Treatment sessions will occur in groups of 6-8 people with aphasia or with 2 people with aphasia. During treatment sessions, discourse will be facilitated on a focused set of every day topics, such as current events or travel. Linguistic and multi modal cueing hierarchies will be tailored to individual client goals and used to maximize communication success.

The prediction is that conversation treatment is an effective method for improving communication in people with aphasia, but that specific benefits may differ based on variables such as group size, group composition, and aphasia severity. The results will help inform best practices for aphasia treatment and refine a hypothesized model about the mechanisms underlying conversation treatment.

Condition or DiseaseIntervention/TreatmentPhase
  • Behavioral: Conversation Treatment for Aphasia
N/A

Study Design

Study Type:
Interventional
Anticipated Enrollment :
168 participants
Allocation:
Randomized
Intervention Model:
Parallel Assignment
Intervention Model Description:
Parallel groups with delayed treatment control group.Parallel groups with delayed treatment control group.
Masking:
Single (Outcomes Assessor)
Masking Description:
Data coders will be blinded to study condition.
Primary Purpose:
Treatment
Official Title:
Understanding the Mechanisms of Change and Optimal Parameters in Conversation Treatment for Aphasia
Anticipated Study Start Date :
Jan 1, 2022
Anticipated Primary Completion Date :
Dec 31, 2025
Anticipated Study Completion Date :
Apr 30, 2026

Arms and Interventions

ArmIntervention/Treatment
No Intervention: Treatment efficacy: Delayed Control Group

Treatment cycle 1 only.

Experimental: Experimental: Group Size x Aphasia Severity

Outcomes will be measured for individuals who participate in large group (6-8 group members) compared to dyads (2 group members), and whether this relationship differs as a function of aphasia severity (severe vs. mild-moderate aphasia).

Behavioral: Conversation Treatment for Aphasia
Conversation treatment is a theoretically motivated approach in which a speech language pathologist facilitates discourse about topics of interest to the client using individualized, multi-modal supports. Treatment occurs either in groups of 6-8 people with aphasia or 2 people with aphasia. Individual communication goals are targeted for each group member within the context of naturalistic conversations.

Experimental: Experimental: Group composition

Outcomes will be measured for individuals who participate in homogeneous compared to heterogeneous groups (6-8 people with aphasia), based on aphasia severity (severe vs. mild-moderate aphasia).

Behavioral: Conversation Treatment for Aphasia
Conversation treatment is a theoretically motivated approach in which a speech language pathologist facilitates discourse about topics of interest to the client using individualized, multi-modal supports. Treatment occurs either in groups of 6-8 people with aphasia or 2 people with aphasia. Individual communication goals are targeted for each group member within the context of naturalistic conversations.

Outcome Measures

Primary Outcome Measures

  1. Change in Scores on Aphasia Communication Outcome Measure from Pre- to Post- Treatment [Baseline and up to 12 weeks after baseline]

    The Aphasia Communication Outcome Measure (ACOM; Hula et al, 2015) is a patient reported outcome measure that reflects the clinical endpoint of conversation treatment. The ACOM is a psychometrically validated measure of the impact of aphasia on communication in daily life. The ACOM asks questions such as how effectively the person with aphasia talks to family members or clerks in a store.

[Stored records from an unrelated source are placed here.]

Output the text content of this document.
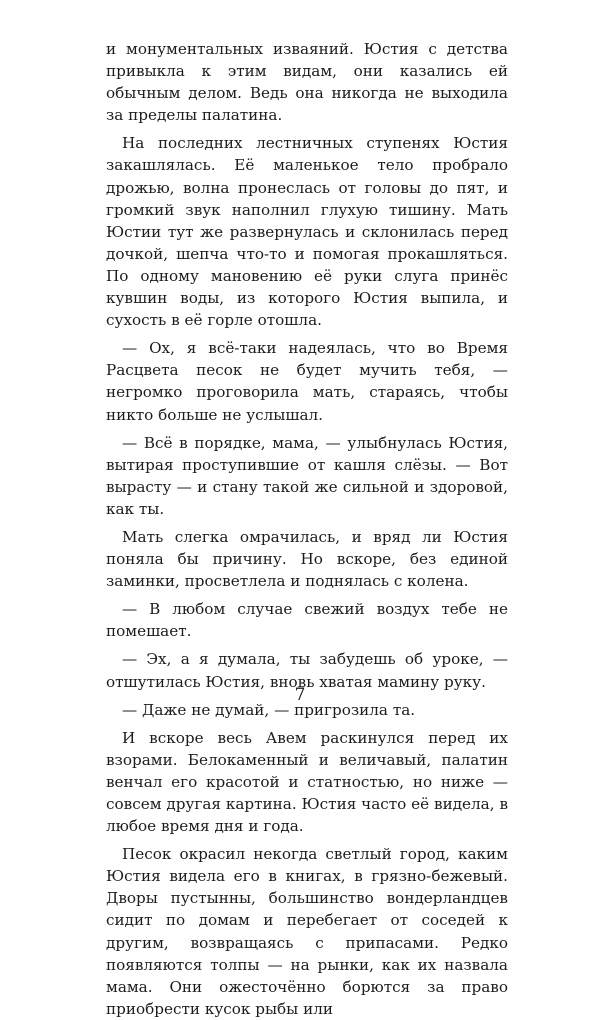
и монументальных изваяний. Юстия с детства привыкла к этим видам, они казались ей обычным делом. Ведь она никогда не выходила за пределы палатина.

На последних лестничных ступенях Юстия закашлялась. Её маленькое тело пробрало дрожью, волна пронеслась от головы до пят, и громкий звук наполнил глухую тишину. Мать Юстии тут же развернулась и склонилась перед дочкой, шепча что-то и помогая прокашляться. По одному мановению её руки слуга принёс кувшин воды, из которого Юстия выпила, и сухость в её горле отошла.

— Ох, я всё-таки надеялась, что во Время Расцвета песок не будет мучить тебя, — негромко проговорила мать, стараясь, чтобы никто больше не услышал.

— Всё в порядке, мама, — улыбнулась Юстия, вытирая проступившие от кашля слёзы. — Вот вырасту — и стану такой же сильной и здоровой, как ты.

Мать слегка омрачилась, и вряд ли Юстия поняла бы причину. Но вскоре, без единой заминки, просветлела и поднялась с колена.

— В любом случае свежий воздух тебе не помешает.

— Эх, а я думала, ты забудешь об уроке, — отшутилась Юстия, вновь хватая мамину руку.

— Даже не думай, — пригрозила та.

И вскоре весь Авем раскинулся перед их взорами. Белокаменный и величавый, палатин венчал его красотой и статностью, но ниже — совсем другая картина. Юстия часто её видела, в любое время дня и года.

Песок окрасил некогда светлый город, каким Юстия видела его в книгах, в грязно-бежевый. Дворы пустынны, большинство вондерландцев сидит по домам и перебегает от соседей к другим, возвращаясь с припасами. Редко появляются толпы — на рынки, как их назвала мама. Они ожесточённо борются за право приобрести кусок рыбы или

7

Standardized scores (T-scores) are computed, with higher values indicating better self-reported communication ability.

  2. Change in Scores on Aphasia Communication Outcome Measure from Pre-Treatment to One month Post-Treatment [Baseline and up to 16 weeks after baseline]

    The Aphasia Communication Outcome Measure (ACOM; Hula et al, 2015) is a patient reported outcome measure that reflects the clinical endpoint of conversation treatment. The ACOM is a psychometrically validated measure of the impact of aphasia on communication in daily life. The ACOM asks questions such as how effectively the person with aphasia talks to family members or clerks in a store. Standardized scores (T-scores) are computed, with higher values reflecting better self-reported communication ability.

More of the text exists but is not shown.